Thursday, September 09, 2004

This is the most thought-provoking article I have read in a long time:

http://www.sfgate.com/cgi-bin/article.cgi?file=/chronicle/archive/2004/09/07/MNGGC8KQNO1.DTL

It's from the Tuesday, September 7th edition of the Chronicle and written by Julian Guthrie. Studies of schizophrenia are not so shocking any more, but it's the nature of the psychotic break that this man experienced that has me reeling and contemplative. Here's the gist, quoted directly from the Chronicle:

Brandon Staglin, national merit scholar and future astronautical engineer, was 18 when he lost half of his self. The right side, to be specific. It went away. In the blink of the eye, beat of the heart.
He spent the next week unable to sleep. He wandered the town of Lafayette, covering his right eye as he walked, fearful another personality would fill the void.[...]


"One minute, my identity was there," he said softly. "The next minute, half of my identity vanished. I walked around the house trying to call up emotions that weren't there. There was a very bright void. I remember sniffing, inhaling deeply to try to get these thoughts back into my head. I thought my soul was leaking from my head or feet. I thought I could spontaneously die."

I have spent a lot of time thinking about this since I read it. So amazing, that he could construct that -- that terror, that bizarre half-emptiness -- out of of something insubstantial, something which is immeasurable except in concept -- Identity. The idea of tangible identity, of the physicality of identity is not an altogether alien one, although most people I know don't split it into left and right. I'm sure that Mr. Staglin did not necessarily think of his personality in terms of left and right before the break; but his mind somehow grasped the concept enough to discard one half of it moments later. On a more common note, I got into a conversation with one of my friends wherein she inadvertantly pointed out a concept that I believe a lot of people share: that we have "outer layers" of identity that people have to get through, and a "core me" that most people don't get to see (with the normal exception being intimate, long-time friends and lovers). I have definitely felt myself being my "outer layers" and protecting my "core" at times -- but what IS that? Were I to experience a break in which I lost the outer layers of my identity, what would ensue -- would I be 100% candid? Would I feel paranoia towards everyone around me due to the experience of showing my naked "self"? Would I feel my body was a shell underneath which there was a hollow lining of air where my layers used to be? Would it feel cold? Conversely, who would I be if I lost my "core?" Would I be a walking fraud, an automaton? And how would I perceive these as escaping? Would I plug up my nose and ears, cover my eyes, fear the bathroom? Would I try to seal my fingernails and toenails? Would I coat my head in teflon? Would I suffocate by my own hand?

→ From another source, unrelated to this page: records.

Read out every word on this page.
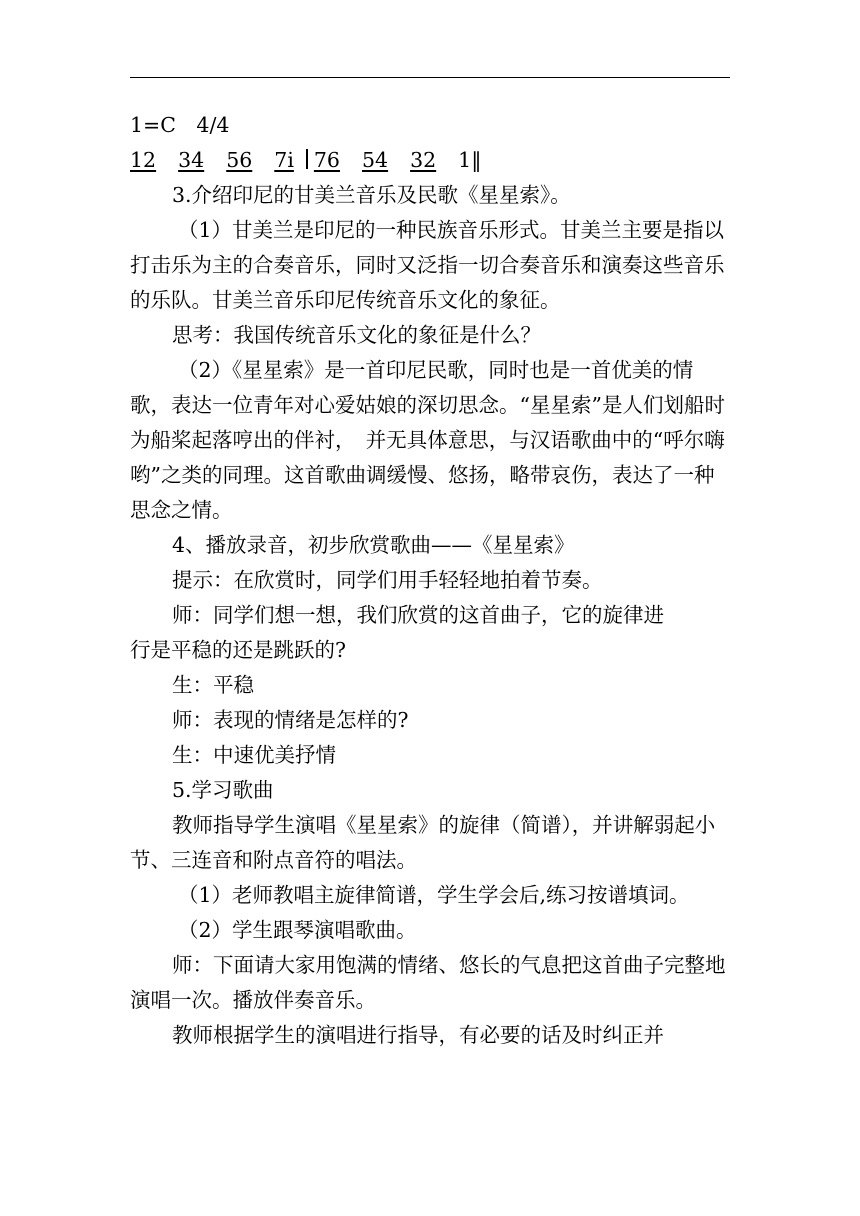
1=C　4/4

12 34 56 7i 76 54 32 1‖

3.介绍印尼的甘美兰音乐及民歌《星星索》。

（1）甘美兰是印尼的一种民族音乐形式。甘美兰主要是指以打击乐为主的合奏音乐，同时又泛指一切合奏音乐和演奏这些音乐的乐队。甘美兰音乐印尼传统音乐文化的象征。

思考：我国传统音乐文化的象征是什么？

（2）《星星索》是一首印尼民歌，同时也是一首优美的情歌，表达一位青年对心爱姑娘的深切思念。“星星索”是人们划船时为船桨起落哼出的伴衬，　并无具体意思，与汉语歌曲中的“呼尔嗨哟”之类的同理。这首歌曲调缓慢、悠扬，略带哀伤，表达了一种思念之情。

4、播放录音，初步欣赏歌曲——《星星索》

提示：在欣赏时，同学们用手轻轻地拍着节奏。

师：同学们想一想，我们欣赏的这首曲子，它的旋律进

行是平稳的还是跳跃的?

生：平稳

师：表现的情绪是怎样的?

生：中速优美抒情

5.学习歌曲

教师指导学生演唱《星星索》的旋律（简谱），并讲解弱起小节、三连音和附点音符的唱法。

（1）老师教唱主旋律简谱，学生学会后,练习按谱填词。

（2）学生跟琴演唱歌曲。

师：下面请大家用饱满的情绪、悠长的气息把这首曲子完整地演唱一次。播放伴奏音乐。

教师根据学生的演唱进行指导，有必要的话及时纠正并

That's the funny thing -- the insistence that if I lost my "outer layers" of identity, that I could sensorily experience its loss. Perhaps the intangible mind seeks to replicate its concepts through the only tangible means it's truly familiar with -- the body, which has its outer layers (skin and muscles) and its core (the organs and bones). Thus a man can sensorily experience the physical loss of a mental construct. So strongly does he feel it, in fact, that when he experiences a (phantom) gaping emptiness with an entry way behind his right eye, he fears it being "filled" by another (now tangible, though external) personality!

So incredibly interesting. I welcome comments and further discussion.